As we begin to wrap up this fascinating conversation, what’s the best way to follow you as far as what projects you’re working on, the places you’re appearing where folks can meet you? And also,  what is the one thing that you hope readers think about and take with them after they put down Boys In The Valley or any of your other books? 

For the first part of your question, the best place to follow me is on social media: Facebook, Twitter, Instagram, Tik Tok. You can also visit my website, pfracasi.com, and I have a newsletter you can join where I’ll send my full tour schedule out. I always send notices when I have a book coming out or have a book on sale like once or twice a month. If you join the Fracassi Freaks group on Facebook, those guys always get info first. 

As far as what I would want people to take away from finishing one of my books, I mean, first and foremost, I want people to be entertained. And hopefully distracted from some of the more serious and difficult parts of life while they’re reading the story. I’m hoping that it’s immersive for people and it’s emotional for people or at least fun and entertaining. I always think about movies. When I have this kind of conversation, I always feel like the number one priority of any film is to be, before anything else, entertaining. And then you can be as artsy and as weird or as thematically heavy as you want to be. But the movies got to be entertaining. And I think fun. Viewers have to be engaged and have to enjoy the experience of watching it. I always think about it that way with my books as I think they have to be first and foremost entertaining.

then, my deep hope is they’re impactful in some way to someone’s life, hopefully in a positive manner. It’s very humbling and to think about, but I love the idea that hopefully reading a book like Boys In The Valley is something they’ll remember for a long time and remember that story and the way they felt reading that story. That’s really all I can hope for is to, number one, entertain folks and, number two, hopefully leave them something or somehow have my story be part of their lives, which is such a wonderful feeling. It’s really the ultimate desire for anyone who uses art to express themselves is that you want people to feel the same way about that art that you felt creating it. Hopefully that’s what happens when folks read my books.
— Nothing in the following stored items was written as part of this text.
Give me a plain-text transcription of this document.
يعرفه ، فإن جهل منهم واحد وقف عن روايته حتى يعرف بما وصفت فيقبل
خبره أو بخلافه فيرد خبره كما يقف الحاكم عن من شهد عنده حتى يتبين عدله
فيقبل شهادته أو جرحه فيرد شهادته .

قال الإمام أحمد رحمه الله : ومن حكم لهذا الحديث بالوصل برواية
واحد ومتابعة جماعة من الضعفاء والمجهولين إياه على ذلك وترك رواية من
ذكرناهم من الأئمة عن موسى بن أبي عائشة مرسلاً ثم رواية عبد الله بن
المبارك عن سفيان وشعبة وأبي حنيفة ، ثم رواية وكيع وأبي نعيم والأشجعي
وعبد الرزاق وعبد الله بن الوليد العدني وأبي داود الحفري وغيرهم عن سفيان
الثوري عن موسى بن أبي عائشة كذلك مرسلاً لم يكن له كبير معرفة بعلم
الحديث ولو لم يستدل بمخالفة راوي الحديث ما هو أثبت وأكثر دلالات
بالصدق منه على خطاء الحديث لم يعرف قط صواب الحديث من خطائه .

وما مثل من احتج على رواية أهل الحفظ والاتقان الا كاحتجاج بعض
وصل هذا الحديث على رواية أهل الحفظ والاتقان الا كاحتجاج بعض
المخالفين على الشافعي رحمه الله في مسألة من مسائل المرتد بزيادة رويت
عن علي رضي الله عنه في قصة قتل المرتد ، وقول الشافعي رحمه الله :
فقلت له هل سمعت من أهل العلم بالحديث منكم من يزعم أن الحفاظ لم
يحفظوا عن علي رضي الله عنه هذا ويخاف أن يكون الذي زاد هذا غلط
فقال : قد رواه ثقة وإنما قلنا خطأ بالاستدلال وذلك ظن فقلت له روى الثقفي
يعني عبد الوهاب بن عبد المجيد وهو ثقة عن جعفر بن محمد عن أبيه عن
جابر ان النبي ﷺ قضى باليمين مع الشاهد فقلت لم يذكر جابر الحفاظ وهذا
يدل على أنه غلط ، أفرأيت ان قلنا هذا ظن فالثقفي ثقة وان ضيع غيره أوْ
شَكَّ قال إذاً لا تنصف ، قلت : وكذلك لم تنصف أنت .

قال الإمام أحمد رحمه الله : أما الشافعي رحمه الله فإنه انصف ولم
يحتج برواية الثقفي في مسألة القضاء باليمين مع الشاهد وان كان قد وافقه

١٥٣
I think some stories are more of the fun, entertainment part. Some stories are more of a balance between the impactful, hopefully, and the entertaining part. I think Boys In The Valley is one where I’m hoping it does resonate with folks long after they’ve first read it, but you never know. The mileage may vary, obviously, but what I really hope happens when folks read my work.

I have no doubt folks who are already reading a lot of your other works who have been looking forward to Boys In The Valley for quite a while will not be disappointed. I think it’s a great springboard for wanting to jump back into being one of the Fracassi Freaks.

That’s wonderful to hear, man. Thank you.

Rick Hipson is a Canadian genre journalist living in Kitchener Ontario with his partner in crime, young spawn and two cats who insist they aren’t vying for world domination. For over twenty years Rick has written for a variety of small press publications in print and online which no longer exist through, assumably, no fault of his own. He continues to share his love for dark culture entertainment through his film and book reviews, interviews and articles, which can be found through Rue Morgue Magazine, Cemetery Dance and Hell Notes.